Did it take off? Of course not.

------
mozey
Reminds me of this [https://open.blogs.nytimes.com/2007/07/25/introducing-
dbslay...](https://open.blogs.nytimes.com/2007/07/25/introducing-dbslayer).
The source can still be found on github. Except dbslayer is supposed to be
readonly.

------
khc
> sqler uses nginx style configuration language (HCL)

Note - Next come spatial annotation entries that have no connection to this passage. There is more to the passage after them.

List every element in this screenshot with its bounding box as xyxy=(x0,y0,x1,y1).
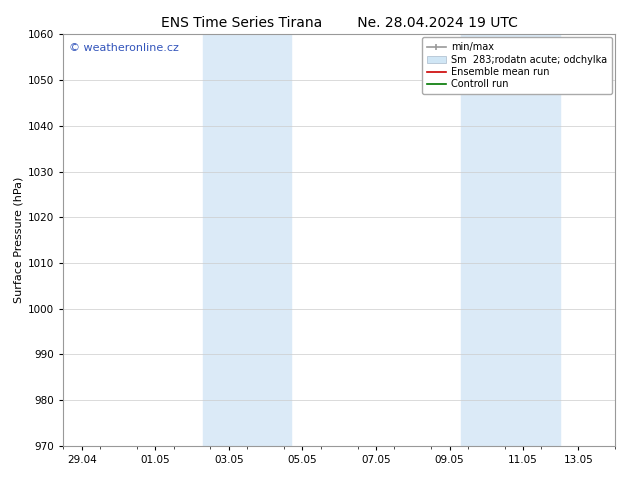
Y-axis label: Surface Pressure (hPa): Surface Pressure (hPa) xyxy=(14,177,24,303)
Title: ENS Time Series Tirana        Ne. 28.04.2024 19 UTC: ENS Time Series Tirana Ne. 28.04.2024 19… xyxy=(161,16,517,30)
Text: © weatheronline.cz: © weatheronline.cz xyxy=(69,43,179,52)
Legend: min/max, Sm  283;rodatn acute; odchylka, Ensemble mean run, Controll run: min/max, Sm 283;rodatn acute; odchylka, … xyxy=(422,37,612,94)
Bar xyxy=(460,34,560,446)
Bar xyxy=(203,34,292,446)
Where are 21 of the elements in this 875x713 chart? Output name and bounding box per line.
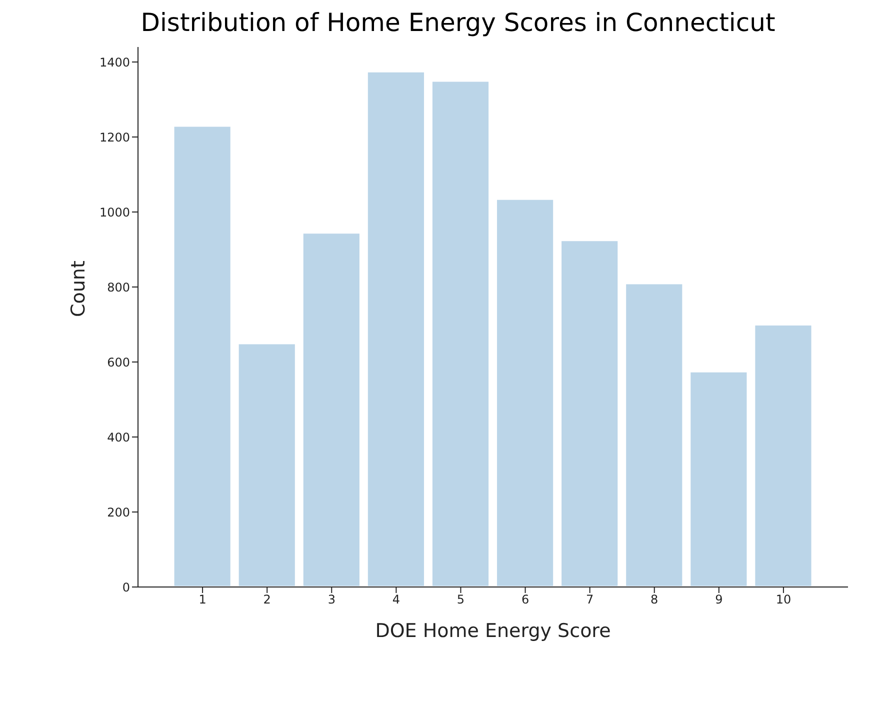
x-tick-label: 4 [392,592,400,607]
chart-title: Distribution of Home Energy Scores in Connecticut [140,8,776,37]
y-tick-label: 800 [107,280,130,294]
x-tick-label: 9 [715,592,723,607]
x-tick-label: 6 [521,592,530,607]
y-tick-label: 1200 [99,130,130,144]
y-tick-label: 600 [107,355,130,370]
y-tick-label: 200 [107,505,130,520]
y-tick-label: 1000 [99,205,130,220]
x-axis-title: DOE Home Energy Score [375,620,611,642]
x-tick-label: 1 [198,592,206,607]
y-tick-label: 0 [122,580,130,594]
y-tick-label: 400 [107,430,130,444]
y-tick-label: 1400 [99,55,130,70]
x-tick-label: 2 [263,592,271,607]
x-tick-label: 8 [650,592,658,607]
x-tick-label: 7 [586,592,594,607]
y-axis-title: Count [68,260,90,317]
x-tick-label: 3 [328,592,336,607]
x-tick-label: 10 [776,592,792,607]
x-tick-label: 5 [456,592,465,607]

nginx configuration looks nothing like HCL (which is json compatible)

------
spacemanmatt
I didn't see it mentioned, but OpenRESTy has my business for declarative JSON
APIs backed by PostgreSQL. It's nginx so it's got a bit of momentum working
for it.

------
Sahhaese
It's not critical but having a bcrypt function which doesn't take in the cost
parameter feels like bad practice for the future.

------
collyw
Something like Flask doesn't take too much more effort to achieve something
similar, and will be a lot more flexible, no?

------
bni
Its great, it would be even better if it could be deployed to AWS Lambda.

------
matte_black
Not really limited to just RESTful APIs, you can write an RPC api as well and
call stored procedures to perform all sorts of complex actions on your data.